Cuenta la leyenda que los señaladores existen desde que existen libros, papiros o sistemas de escritura en soportes móviles. Eran de uso extendido en Egipto, y también en el resto de las culturas mesopotámicas, Grecia y Roma. Y si se lo ponen a pensar, tiene sentido. Pues la lectura de corrido necesitada, por fuerza mayor, interrupciones orgánicas (necesidad de comer, dormir, aseo, necesidad fisiológica, o de distracción), o por falta de luz, imprevistos y emergencias. ¿Y qué se hacía ante estos casos? Dejar señalado el lugar al que se llegó con la lectura. Y retomar en ese lugar cuando se pueda.

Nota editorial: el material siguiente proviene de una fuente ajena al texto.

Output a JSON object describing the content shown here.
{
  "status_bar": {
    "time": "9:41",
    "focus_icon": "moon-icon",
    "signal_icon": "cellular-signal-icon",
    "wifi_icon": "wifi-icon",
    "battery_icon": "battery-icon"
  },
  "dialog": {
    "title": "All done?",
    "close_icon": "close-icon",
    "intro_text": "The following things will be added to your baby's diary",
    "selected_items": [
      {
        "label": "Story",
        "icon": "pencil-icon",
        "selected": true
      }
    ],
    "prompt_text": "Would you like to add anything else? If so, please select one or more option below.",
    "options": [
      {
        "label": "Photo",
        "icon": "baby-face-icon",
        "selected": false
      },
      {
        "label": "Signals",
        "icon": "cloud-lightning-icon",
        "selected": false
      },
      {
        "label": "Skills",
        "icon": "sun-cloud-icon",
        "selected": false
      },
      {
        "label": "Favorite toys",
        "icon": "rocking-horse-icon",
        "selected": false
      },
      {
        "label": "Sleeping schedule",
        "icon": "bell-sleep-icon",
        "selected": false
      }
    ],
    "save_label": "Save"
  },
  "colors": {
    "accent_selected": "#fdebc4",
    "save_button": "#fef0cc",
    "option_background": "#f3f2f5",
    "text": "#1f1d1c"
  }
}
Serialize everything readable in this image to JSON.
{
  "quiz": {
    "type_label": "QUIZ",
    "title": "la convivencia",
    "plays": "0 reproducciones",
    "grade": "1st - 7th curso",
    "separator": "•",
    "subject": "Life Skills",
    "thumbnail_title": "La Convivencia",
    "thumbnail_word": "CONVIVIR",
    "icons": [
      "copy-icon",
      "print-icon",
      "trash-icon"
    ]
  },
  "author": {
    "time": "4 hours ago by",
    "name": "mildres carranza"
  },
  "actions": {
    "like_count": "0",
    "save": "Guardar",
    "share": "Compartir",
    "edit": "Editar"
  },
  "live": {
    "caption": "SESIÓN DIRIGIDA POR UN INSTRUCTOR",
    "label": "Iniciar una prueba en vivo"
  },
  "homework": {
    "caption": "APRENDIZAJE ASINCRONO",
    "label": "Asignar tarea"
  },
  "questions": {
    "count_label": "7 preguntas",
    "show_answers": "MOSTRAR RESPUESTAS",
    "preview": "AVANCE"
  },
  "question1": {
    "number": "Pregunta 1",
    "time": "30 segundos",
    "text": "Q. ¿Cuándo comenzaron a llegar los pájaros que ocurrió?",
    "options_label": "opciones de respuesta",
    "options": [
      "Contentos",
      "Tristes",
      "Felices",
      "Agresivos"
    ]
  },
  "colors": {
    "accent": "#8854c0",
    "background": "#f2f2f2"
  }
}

La historia oficial sobre los señaladores dice que su uso se sistematizó y popularizó a partir del siglo XIV, cuando se empezaron a usar señaladores en forma de cintas de seda o de cuero para fijar el lugar exacto donde la lectura acabó y debía ser retomada. Muchos señalan que el inventor de estos artilugios fue un tal Christopher Baker, que incluyó en 1577 una cinta de seda en la Biblia que le regaló a la Reina Isabel de Inglaterra; pero como ya han leído, eso no es así. Los señaladores y sus múltiples variantes existían desde mucho antes.
Las modas fueron imponiendo diferentes tipos de marcadores en distintas épocas: tiras o cordones unidos al lomo del libro o fajillas metálicas en el Renacimiento; cinta de seda en el siglo XVIII; de carta o papel fino en el siglo XIX; y en el siglo XX y XXI ya tienen estatus de coleccionables, forman parte del marketing editorial y se usan para promoción, souvenir, publicidad, regalo o simbolizan la importancia del libro.